Peter Roper writes today:
Democrats on a Colorado Senate committee challenged Pueblo plumber Victor Head this week on whether he misrepresented a new gun-control law last summer to get voters to sign recall petitions against former state Sen. Angela Giron, D-Pueblo.
But Head, a Republican who is running for Pueblo County clerk, was right when he told petition signers the new gun law blocked family members from loaning guns to each other indefinitely without a background check. [Pols emphasis]
Head’s testimony before the Senate State, Veterans and Military Affairs Committee Monday caught the attention of Internet bloggers Thursday as readers argued about the intent of the law requiring background checks on personal gun sales and transfers.
A subscription is necessary to read the full story. Roper quotes Head again claiming that anyone who someone loans a gun to for longer than 72 hours must have a background check performed. Amazingly, Roper makes no attempt to confirm if what Head is asserting is actually true, simply affirming that Head "was focusing on loans within a family and he was right, also."
But Head wasn't right. The plain reading of the law you can read above, as every legal and legislative source we have checked with once again this morning has confirmed, demonstrates unambiguously that Head is wrong.
It may seem like a technicality, but indefinite loans without a check — like a brother to a brother — are not allowed.
Folks, there is no nice way to say it. This statement from Peter Roper of the Pueblo Chieftain has no basis in fact. Gifts or loans to brothers, and other immediate family members, are fully exempt from the background check requirements of HB13-1229. Roper does not point to anything in the law to justify his assertion, only Head's quote.
The Pueblo Chieftain has crossed the line with this latest false report. We have been covering the factual problems with the Chieftain's political news reporting in this space for years. Last year, as one example, the Chieftain wrote a story about an "ethics complaint" against Sen. Giron that was never even filed, and got basic facts like what cities are part of Giron's district wrong. The Chieftain has consistently misreported on the fight by Pueblo County Clerk Gilbert Ortiz–Head's presumed opponent in the county clerk's race this year–against Secretary of State Scott Gessler over voting issues. This also isn't the first time the Chieftain has misreported last year's gun safety legislation.

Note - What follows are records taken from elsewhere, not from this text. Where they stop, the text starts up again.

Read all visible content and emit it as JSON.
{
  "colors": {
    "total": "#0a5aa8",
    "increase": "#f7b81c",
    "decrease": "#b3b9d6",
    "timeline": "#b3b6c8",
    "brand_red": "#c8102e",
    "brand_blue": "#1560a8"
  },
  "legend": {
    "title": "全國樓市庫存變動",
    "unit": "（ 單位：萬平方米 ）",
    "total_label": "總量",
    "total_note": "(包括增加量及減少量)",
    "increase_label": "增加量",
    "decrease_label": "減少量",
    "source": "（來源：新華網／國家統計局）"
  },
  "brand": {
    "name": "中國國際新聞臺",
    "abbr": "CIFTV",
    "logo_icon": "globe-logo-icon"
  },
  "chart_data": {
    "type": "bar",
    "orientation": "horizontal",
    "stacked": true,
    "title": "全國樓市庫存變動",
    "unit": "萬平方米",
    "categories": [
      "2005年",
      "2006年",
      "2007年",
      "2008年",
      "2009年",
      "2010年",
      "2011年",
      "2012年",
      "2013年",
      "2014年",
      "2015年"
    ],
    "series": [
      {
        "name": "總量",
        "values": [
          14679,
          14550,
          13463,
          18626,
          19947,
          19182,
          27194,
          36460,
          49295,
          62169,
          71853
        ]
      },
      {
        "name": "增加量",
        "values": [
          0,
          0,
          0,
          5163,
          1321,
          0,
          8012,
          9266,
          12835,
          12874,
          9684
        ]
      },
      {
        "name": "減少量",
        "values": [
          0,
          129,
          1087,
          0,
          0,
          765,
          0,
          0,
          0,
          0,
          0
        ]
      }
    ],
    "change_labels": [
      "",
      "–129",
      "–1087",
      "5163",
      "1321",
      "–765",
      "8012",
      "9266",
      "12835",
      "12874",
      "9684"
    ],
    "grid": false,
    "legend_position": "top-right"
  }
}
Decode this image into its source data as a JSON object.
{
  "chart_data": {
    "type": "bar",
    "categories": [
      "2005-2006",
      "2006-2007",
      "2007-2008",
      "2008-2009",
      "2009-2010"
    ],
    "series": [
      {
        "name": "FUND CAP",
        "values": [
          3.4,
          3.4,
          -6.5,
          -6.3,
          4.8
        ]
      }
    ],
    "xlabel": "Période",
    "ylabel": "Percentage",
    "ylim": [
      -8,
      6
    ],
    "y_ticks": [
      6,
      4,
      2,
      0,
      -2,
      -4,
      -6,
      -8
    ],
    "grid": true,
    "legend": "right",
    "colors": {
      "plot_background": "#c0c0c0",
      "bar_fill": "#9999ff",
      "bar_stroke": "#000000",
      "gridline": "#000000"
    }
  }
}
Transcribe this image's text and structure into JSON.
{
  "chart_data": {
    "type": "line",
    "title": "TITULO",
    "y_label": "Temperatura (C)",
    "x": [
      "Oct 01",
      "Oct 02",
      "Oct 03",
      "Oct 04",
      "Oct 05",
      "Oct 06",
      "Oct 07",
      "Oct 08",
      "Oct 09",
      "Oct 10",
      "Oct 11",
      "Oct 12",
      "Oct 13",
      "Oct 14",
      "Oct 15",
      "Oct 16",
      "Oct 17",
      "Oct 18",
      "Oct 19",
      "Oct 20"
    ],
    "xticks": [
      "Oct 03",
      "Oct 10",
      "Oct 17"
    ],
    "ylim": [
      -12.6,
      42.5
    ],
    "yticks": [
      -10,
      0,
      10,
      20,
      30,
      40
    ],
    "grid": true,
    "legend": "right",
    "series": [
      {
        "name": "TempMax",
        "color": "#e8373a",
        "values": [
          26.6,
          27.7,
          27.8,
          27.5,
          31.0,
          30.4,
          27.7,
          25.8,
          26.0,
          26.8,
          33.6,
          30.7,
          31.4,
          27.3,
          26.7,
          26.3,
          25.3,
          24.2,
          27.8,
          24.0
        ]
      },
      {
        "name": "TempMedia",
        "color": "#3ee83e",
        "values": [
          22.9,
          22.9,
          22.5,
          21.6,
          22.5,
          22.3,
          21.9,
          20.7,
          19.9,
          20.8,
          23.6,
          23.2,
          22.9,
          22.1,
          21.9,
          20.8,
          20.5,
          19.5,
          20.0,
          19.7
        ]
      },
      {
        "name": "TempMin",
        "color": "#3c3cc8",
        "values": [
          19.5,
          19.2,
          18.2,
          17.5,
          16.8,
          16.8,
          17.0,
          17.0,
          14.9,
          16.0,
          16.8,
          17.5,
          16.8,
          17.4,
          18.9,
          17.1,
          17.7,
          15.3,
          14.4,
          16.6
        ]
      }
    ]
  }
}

But this latest example, promulgation of a blatant lie as fact, with no attempt whatsoever to verify statements asserted by a highly biased nonexpert, statements which are in fact entirely false, is without hyperbole one of the most worst incidents of failed journalism we've ever seen. A correction is not enough. How do you "correct" the fact that the entire basis of your story is false?
Perhaps the most depressing part of all of this is the likelihood that the Roper and the Chieftain will never bother to correct this story. At this point, we question whether the most basic standards of factuality even apply any more in the Chieftain's so-called "newsroom." This is a media outlet that is routinely, and we really believe at this point willfully, lying to its readers in ways that consistently serve one side. We don't know what more we can say.
In the end, perhaps only the readers the Chieftain depends on for its own survival can send a message they will hear. By any objective standard, this is totally unacceptable.